In order to attain the beneficial effects of meditation – such as calming the mind and achieving a deep sense of peace and relaxation – it is essential to learn to breathe properly during meditation. Without the right technique to deepen the breath while focusing the mind, it is difficult to achieve the concentration and elimination of external distractions that successful meditation depends on.
But how do you know if you are breathing correctly during meditation? Take this quiz to find out:
1) Do you set aside a specific time to meditate?
Trying to squeeze meditation in the middle of a busy, non-stop schedule will only cause you to rush things and definitely will not enable you to breathe properly in that deep, rhythmic way necessary. Even if you want to, the fact that you know you have to get on with other things means that you will be subconsciously trying to “hurry yourself up” and rushing your breathing. Trying to do deep, rhythmic breathing too quickly can even cause you to hyperventilate!
2) Do you settle into a comfortable posture before beginning?
It is impossible to breath properly and deeply if your body is contorted into awkward, uncomfortable or difficult positions. Meditation is usually performed in either a sitting or lying position but the important thing is that your spine remains straight and in line with your head. Small cushions can be used to help you achieve the right posture and comfort. Don’t be afraid to take time to adjust yourself until you find a comfortable posture – before attempting to start the breathing exercises.
3) Do you wear loose, comfortable clothing when you are meditating?
While you may not think this applies directly to breathing, wearing tight, restrictive clothing can make it difficult for your body to relax and move freely, and thus affect your ability to take the deep, rhythmic breaths necessary for successful meditation.
4) Do you choose and maintain a consistent breathing pattern?
There are different ways of breathing – some people recommend inhaling and exhaling through your nose, others inhaling and exhaling through your mouth – or perhaps, most commonly, inhaling through your nose and exhaling through your mouth. It doesn’t actually matter which pattern you choose, as long as you choose one and stick to it with every breath, in order to achieve a consistent rhythm.
5) Are you breathing in a steady rhythm?
This is something that beginners sometimes find difficult – there is often a tendency to rush the breathing but it is important that you breathe in a steady, slow rhythm. Make an effort to regulate your breathing – count in your head if you have to – and breathe at consistent intervals so that you establish a rhythm. Try to keep the breaths smooth and flowing, not short and jerky. Focus on the sensation of the breath as it enters and leaves your nostrils or your mouth. Don’t despair if you struggle at first – persevere. You will find that with practice, your breathing rhythm will come naturally and become second nature.
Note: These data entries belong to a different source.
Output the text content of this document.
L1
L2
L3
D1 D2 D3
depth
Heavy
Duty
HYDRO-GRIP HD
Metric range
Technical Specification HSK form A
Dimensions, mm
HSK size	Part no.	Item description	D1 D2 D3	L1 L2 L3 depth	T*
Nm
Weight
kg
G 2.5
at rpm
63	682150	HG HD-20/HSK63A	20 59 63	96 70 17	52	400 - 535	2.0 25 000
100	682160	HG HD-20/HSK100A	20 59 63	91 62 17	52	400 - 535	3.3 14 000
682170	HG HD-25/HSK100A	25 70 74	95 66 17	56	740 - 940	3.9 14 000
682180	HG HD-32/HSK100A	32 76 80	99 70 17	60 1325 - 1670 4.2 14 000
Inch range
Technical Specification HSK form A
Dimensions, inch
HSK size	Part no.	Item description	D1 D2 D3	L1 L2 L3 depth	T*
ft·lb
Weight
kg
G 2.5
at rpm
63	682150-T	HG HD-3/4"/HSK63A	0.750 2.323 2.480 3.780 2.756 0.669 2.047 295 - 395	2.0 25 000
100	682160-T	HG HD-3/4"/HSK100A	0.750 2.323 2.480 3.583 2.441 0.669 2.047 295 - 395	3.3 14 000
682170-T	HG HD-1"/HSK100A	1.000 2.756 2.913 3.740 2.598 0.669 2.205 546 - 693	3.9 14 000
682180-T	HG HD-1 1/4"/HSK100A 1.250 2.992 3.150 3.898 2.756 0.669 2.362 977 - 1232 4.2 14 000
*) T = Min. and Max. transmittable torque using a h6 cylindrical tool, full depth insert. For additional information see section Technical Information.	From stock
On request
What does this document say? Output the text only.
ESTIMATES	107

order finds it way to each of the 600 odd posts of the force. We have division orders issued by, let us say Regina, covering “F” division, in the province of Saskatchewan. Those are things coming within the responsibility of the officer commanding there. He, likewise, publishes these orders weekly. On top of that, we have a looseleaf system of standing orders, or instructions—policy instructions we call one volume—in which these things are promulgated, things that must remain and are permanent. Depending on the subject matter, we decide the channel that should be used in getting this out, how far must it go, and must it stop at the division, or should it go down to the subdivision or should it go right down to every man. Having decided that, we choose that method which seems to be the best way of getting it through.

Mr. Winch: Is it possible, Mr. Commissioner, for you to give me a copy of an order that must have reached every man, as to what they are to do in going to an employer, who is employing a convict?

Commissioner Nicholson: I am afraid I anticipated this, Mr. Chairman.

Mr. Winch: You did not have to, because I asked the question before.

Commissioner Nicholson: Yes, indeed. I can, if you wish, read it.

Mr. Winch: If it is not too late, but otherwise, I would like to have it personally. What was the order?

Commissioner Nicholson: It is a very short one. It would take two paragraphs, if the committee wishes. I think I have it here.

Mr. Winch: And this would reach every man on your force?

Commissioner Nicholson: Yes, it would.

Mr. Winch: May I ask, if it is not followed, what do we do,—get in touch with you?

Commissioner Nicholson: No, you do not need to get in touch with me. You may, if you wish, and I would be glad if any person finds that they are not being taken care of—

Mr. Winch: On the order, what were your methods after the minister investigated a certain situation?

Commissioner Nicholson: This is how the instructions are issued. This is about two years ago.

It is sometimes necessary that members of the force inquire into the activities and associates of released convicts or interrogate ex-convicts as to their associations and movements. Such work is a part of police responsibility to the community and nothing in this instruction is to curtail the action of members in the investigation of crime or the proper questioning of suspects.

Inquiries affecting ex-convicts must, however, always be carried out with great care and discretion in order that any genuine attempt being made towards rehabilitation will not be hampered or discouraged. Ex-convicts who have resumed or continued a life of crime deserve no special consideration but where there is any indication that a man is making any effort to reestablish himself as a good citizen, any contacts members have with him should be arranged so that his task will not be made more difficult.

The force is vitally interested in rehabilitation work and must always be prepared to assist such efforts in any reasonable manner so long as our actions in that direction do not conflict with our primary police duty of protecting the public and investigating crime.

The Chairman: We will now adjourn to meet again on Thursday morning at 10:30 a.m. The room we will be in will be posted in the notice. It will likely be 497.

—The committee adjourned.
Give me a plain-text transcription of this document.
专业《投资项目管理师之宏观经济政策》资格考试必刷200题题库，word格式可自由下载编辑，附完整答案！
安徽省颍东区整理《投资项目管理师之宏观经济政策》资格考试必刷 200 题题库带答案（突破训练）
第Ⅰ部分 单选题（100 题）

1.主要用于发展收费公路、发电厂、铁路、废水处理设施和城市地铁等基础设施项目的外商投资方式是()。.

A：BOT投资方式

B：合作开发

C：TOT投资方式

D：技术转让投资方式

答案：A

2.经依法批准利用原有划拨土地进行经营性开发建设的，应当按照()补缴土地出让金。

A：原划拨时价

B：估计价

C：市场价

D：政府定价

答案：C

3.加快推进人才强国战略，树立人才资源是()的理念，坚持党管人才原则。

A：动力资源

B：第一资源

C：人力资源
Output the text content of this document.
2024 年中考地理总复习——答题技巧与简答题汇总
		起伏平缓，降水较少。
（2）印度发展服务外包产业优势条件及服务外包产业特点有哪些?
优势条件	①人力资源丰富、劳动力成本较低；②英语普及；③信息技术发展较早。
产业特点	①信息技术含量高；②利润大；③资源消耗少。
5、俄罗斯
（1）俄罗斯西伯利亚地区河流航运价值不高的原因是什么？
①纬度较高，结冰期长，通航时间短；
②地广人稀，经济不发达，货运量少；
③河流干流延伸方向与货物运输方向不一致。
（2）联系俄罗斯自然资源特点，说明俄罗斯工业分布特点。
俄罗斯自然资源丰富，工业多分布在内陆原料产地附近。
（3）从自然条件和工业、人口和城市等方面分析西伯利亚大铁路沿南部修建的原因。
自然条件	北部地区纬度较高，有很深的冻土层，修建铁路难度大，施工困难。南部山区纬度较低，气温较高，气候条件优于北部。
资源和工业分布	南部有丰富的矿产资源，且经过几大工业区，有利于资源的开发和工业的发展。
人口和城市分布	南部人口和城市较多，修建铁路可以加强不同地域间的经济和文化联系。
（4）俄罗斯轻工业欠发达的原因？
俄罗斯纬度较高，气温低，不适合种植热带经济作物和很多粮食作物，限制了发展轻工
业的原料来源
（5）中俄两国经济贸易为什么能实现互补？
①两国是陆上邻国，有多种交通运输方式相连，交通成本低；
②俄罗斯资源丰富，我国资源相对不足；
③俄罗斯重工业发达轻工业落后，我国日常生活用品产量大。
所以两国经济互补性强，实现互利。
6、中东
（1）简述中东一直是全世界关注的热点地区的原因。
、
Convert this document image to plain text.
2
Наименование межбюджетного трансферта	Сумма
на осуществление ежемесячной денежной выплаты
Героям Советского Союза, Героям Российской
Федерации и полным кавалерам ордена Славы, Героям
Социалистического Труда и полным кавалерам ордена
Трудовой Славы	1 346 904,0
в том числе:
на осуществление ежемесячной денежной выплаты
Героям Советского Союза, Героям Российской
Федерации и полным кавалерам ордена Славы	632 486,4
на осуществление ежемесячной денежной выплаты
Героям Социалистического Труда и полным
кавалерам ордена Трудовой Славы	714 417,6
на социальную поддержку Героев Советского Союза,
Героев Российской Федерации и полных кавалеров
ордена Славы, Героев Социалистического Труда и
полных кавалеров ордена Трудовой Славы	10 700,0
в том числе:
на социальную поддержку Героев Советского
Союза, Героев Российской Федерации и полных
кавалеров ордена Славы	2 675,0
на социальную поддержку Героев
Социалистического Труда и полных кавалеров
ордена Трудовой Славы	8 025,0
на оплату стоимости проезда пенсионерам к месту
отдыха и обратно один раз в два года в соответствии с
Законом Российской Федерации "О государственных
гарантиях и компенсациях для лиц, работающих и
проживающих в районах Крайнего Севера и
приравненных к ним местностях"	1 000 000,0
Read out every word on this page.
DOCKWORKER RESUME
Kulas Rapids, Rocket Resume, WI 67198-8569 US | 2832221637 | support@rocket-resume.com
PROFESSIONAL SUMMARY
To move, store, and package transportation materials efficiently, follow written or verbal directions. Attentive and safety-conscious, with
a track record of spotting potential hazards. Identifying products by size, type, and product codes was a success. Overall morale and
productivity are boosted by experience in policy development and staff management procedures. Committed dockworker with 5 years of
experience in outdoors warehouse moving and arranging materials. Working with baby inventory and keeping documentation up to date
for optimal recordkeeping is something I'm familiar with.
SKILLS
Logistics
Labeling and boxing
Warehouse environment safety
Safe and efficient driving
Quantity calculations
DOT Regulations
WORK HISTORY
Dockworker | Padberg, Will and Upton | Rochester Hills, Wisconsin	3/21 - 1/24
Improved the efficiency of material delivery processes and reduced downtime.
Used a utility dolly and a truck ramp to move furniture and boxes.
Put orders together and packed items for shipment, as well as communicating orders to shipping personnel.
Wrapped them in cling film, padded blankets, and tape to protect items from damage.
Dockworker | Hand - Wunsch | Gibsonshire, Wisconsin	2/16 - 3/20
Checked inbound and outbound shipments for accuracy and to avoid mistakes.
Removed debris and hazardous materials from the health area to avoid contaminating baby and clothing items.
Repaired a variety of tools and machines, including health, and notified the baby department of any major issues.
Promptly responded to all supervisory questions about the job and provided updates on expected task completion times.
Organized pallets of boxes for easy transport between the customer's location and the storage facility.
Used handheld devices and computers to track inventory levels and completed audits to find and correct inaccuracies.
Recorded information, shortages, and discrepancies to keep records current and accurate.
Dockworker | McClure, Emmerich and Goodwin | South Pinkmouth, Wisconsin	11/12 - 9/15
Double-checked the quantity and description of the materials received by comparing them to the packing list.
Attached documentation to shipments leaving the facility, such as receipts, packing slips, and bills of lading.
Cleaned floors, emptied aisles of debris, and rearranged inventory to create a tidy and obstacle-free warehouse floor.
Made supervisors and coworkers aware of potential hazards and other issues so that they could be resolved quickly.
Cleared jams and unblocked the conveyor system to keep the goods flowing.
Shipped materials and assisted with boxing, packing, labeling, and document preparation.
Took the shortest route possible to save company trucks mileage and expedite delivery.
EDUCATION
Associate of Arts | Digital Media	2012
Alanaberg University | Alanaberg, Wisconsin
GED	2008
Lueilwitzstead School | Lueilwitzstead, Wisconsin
6) Do you have a special “breathing” word?
For many people who find it difficult to establish a rhythm, gently chanting a word under their breath can help to regulate their breathing. For example, many meditation practitioners recommend using the words “so hum” – where you say “so” as you inhale and “hum” as you exhale.
7) Is your breathing originating in your abdomen?
Although you are inhaling through your nose, your breathing should really begin in the diaphragm, so you should really be conscious of expanding your rib cage with each breath and feel how it rises and falls through out your breath. Focusing on the movement of your rib cage can also help to stop any wandering thoughts.
8) Are you practising every day?
Especially if you are a beginner, it is important that you take time out every day to practise your meditation breathing. This does not have to be long – just 5 – 10 minutes is more than sufficient. Many people think that breathing should be easy because it is such a part of our normal body functions but in fact, learning the sort of steady, slow, rhythmic breathing required for meditation can take a while and is only achieved with regular practice.